14ymedio, 27 January 2017 — The artist Tania Bruguera said Friday that her withdrawal from the exhibition Wild Noise at the Bronx Museum “is a moral decision.” During a press conference in New York’s Central Park, the director of the Hannah Arendt International Institute of Artivism (INSTAR) reported that “in Cuba there are artists who are ignored for saying what they think.”
This week Bruguera (born Havana, 1968) asked to withdraw her work Upside Down in the exhibition that will open on Friday, February 17, which includes pieces from some 30 artists from Cuba, including Los Carpinteros, Glenda León, Ana Mendieta, Kcho, Wilfredo Prieto and Humberto Díaz.

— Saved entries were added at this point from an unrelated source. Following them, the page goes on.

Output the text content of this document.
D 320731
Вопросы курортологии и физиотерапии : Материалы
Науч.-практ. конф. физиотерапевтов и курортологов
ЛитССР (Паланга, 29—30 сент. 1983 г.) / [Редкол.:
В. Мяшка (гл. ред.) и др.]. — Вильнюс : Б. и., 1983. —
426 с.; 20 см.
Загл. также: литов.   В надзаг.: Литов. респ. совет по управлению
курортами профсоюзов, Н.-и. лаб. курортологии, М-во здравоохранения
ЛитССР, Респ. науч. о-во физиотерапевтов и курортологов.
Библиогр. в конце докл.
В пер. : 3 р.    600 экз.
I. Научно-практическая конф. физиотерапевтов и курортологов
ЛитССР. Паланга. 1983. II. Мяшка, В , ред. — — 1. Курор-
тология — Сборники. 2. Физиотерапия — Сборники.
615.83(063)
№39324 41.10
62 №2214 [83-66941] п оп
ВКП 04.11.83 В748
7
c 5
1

Initially the show was to be made up of works that Havana was going to lend to the New York museum, but in the end it decide not to allow them to be sent to the United States. US organizers tried to save the situation with the presentation of 60 pieces of Cuban art collected from other parts of the world.
Bruguera said it would be hypocritical that she is not allowed to exhibit her work in Cuba, but that her work would be used to clean up the image of what is happening on the island.

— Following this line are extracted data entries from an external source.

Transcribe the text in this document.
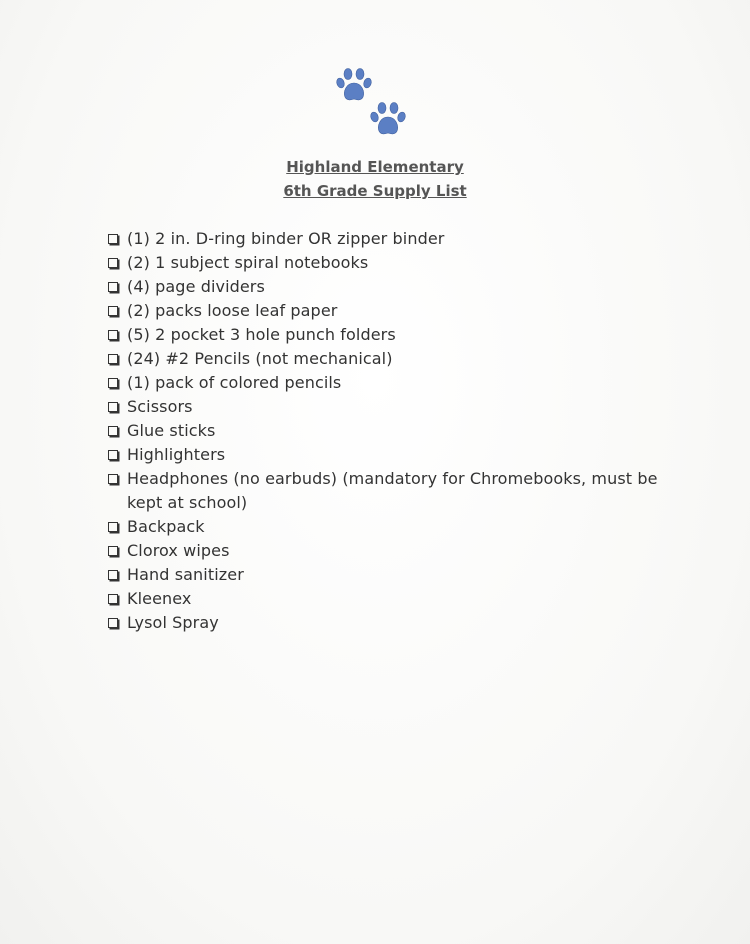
Highland Elementary
6th Grade Supply List
(1) 2 in. D-ring binder OR zipper binder
(2) 1 subject spiral notebooks
(4) page dividers
(2) packs loose leaf paper
(5) 2 pocket 3 hole punch folders
(24) #2 Pencils (not mechanical)
(1) pack of colored pencils
Scissors
Glue sticks
Highlighters
Headphones (no earbuds) (mandatory for Chromebooks, must be kept at school)
Backpack
Clorox wipes
Hand sanitizer
Kleenex
Lysol Spray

Bruguera said it would be hypocritical that she is not allowed to exhibit her work in Cuba, but that her work would be used to clean up the image of what is happening on the island. The artist pointed to the director of the Holly Block museum, for playing an important role in everything that happened.
This Friday, the artist stressed that her withdrawal from the show is part of “a long tradition among artists in the case when a context implies complicity or a political alliance that endangers the meaning of the work.”
“Being in this exhibition would be to obviate a part of history” that of the censored. “The Wild Noise exposition is contaminated by the political interests that hide the censorship that exists in Cuba,” the artist said.
At the press conference, Bruguera proposed donating to the victims of Hurricane Matthew the $2.5 million that the Bronx Museum, along with other institutions and individuals, “are collecting to reproduce a sculpture in Central Park and donate it to a country which already has a Martí on every corner.”
“If it is to help the Cuban people, it is not helped by projects of personal vanity,” said Bruguera, who asked for “institutional transparency from the Cuban government regarding the use and destination of donations and aid from governments, non-governmental institutions and individuals.”